Florida’s master of backroom deals has 30 years of lawmaking experience, but Donald Trump’s propensity for governing with tweets and insults is making Mario Diaz-Balart’s job tougher.
The 56-year-old Miami Republican prides himself on being the state’s senior member of the powerful House committee tasked with overseeing federal spending and being a crucial voice on immigration issues in Washington. Unlike his South Florida counterparts Carlos Curbelo and Ileana Ros-Lehtinen, he doesn’t attract attention for publicly disagreeing with the president and is the only House member from Miami-Dade who voted for Trump in 2016.
But the messaging from the White House is hard to ignore as Diaz-Balart runs for reelection in District 25.
As Diaz-Balart sat down recently with an espresso — not his first caffeinated beverage of the day during hours-long spending talks — the president tweeted, without evidence, that a government-sponsored tally of 2,975 deaths in Puerto Rico due to Hurricane Maria was a political ploy by Democrats to hurt him.
Diaz-Balart said he hadn’t seen it.
“I literally do not read tweets.

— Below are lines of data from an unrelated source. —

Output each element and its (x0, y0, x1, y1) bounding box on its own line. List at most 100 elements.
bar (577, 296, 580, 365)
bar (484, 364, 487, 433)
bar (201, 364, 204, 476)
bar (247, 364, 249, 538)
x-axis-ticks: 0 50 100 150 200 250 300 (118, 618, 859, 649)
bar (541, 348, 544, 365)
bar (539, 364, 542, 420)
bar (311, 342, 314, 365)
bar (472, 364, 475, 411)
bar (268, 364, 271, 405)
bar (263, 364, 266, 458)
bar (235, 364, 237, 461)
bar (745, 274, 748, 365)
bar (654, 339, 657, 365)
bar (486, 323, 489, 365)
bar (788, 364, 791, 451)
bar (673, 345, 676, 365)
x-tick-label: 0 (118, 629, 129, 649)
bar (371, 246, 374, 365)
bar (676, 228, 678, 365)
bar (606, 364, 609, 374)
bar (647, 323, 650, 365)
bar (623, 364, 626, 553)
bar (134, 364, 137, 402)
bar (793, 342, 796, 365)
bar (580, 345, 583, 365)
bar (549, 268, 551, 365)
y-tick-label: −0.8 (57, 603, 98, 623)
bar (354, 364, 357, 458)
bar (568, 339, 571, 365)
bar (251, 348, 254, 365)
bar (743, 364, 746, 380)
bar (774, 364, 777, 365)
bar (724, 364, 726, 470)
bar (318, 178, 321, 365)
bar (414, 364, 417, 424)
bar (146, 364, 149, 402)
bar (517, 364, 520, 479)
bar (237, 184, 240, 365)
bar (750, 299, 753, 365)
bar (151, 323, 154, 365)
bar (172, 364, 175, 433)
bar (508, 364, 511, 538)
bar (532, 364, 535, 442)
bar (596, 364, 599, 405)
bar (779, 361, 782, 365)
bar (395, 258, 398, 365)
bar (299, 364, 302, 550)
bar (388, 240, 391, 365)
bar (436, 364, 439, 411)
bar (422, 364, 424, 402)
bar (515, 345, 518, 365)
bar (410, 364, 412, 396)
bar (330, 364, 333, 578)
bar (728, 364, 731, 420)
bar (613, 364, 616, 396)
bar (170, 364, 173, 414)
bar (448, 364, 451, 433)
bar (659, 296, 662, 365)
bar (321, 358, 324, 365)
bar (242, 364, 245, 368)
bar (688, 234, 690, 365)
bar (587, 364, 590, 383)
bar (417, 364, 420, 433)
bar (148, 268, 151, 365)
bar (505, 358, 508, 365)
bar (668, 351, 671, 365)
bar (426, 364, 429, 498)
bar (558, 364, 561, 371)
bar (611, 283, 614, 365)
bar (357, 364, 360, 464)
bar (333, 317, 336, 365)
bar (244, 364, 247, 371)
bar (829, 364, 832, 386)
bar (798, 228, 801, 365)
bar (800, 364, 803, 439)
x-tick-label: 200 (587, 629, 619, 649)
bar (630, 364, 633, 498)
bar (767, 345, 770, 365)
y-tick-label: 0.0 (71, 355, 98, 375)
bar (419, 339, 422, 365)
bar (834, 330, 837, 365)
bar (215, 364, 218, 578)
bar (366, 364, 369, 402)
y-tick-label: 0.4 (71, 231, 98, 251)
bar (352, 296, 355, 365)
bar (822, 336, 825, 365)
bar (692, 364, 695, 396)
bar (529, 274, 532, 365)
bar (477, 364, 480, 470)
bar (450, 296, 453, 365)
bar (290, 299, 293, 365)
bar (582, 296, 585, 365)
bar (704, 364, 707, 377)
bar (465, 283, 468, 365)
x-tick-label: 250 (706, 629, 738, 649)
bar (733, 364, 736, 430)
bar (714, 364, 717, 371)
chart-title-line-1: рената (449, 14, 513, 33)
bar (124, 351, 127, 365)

I don’t watch the talk shows, I watch newscasts,” Diaz-Balart said. “ If you ask me the last time I listened to or watched a talking-heads show, which unfortunately now television news is pretty much all that except for a couple of newscasts, I don’t. I have a job to do and my job is to get things done.”
Trying to ignore Trump and the constant news he generates gives Diaz-Balart the ability to sidestep criticism of the president, but choosing to keep his mouth shut has opened him up to criticism that he won’t stand up for his mostly Hispanic constituents.
He didn’t respond to most of Trump’s claims on Puerto Rico, except when the president said he was “successfully raising Billions of Dollars to help rebuild Puerto Rico,” a statement that is a direct jab at lawmakers like Diaz-Balart, who spent weeks crafting massive relief packages for Puerto Rico and Florida last year.
“The Constitution is pretty clear about that,” Diaz-Balart said, referring to Congress’ power of the purse.
If Diaz-Balart wins reelection in November, he will become the longest-tenured Republican in Congress from Florida — and the state’s most powerful House member if the GOP retains its House majority. His pitch to voters is a classic one for incumbents with clout: he’s the steady hand with experience in Washington since 2003 and the policy chops to best represent a majority Hispanic district with thousands of immigrants.
Diaz-Balart rarely makes cable news appearances, preferring instead to talk with reporters who cover the federal spending process or immigration talks in detail. He refuses to discuss private meetings, including the infamous White House session he attended where Trump reportedly referred to Haiti and African countries as “shitholes.”
“If you look at the folks who get things done, they’re not the ones on MSNBC and Fox 20 times a day,” Diaz-Balart said. “They’re the ones who sit down quietly. In Congress, appropriations have become more difficult. It’s become more difficult because of hyper-partisanship from both sides. And yet we have a constitutional obligation to get those bills done and they’re ugly and they’re not always ideal. But if you look at those bills it’s a smaller and smaller group of us that work on them, who are willing to put partisanship aside, egos aside, who can communicate with Democrats and Republicans and the administration.”
But the traditional path to reelection for a powerful incumbent has been upended by a president who thwarts sensitive negotiations on issues — like finding a solution for so-called Dreamers — by constantly offering mixed messages to members of his own party, lessening the incentive for any Democrat to compromise. Diaz-Balart failed to find enough votes for an immigration compromise earlier this year, even though he rebuked GOP leaders by signing onto a petition that would have forced a series of immigration votes with the blessing of Democrats. He now faces former judge Mary Barzee Flores in the November election, his first serious opponent in a decade.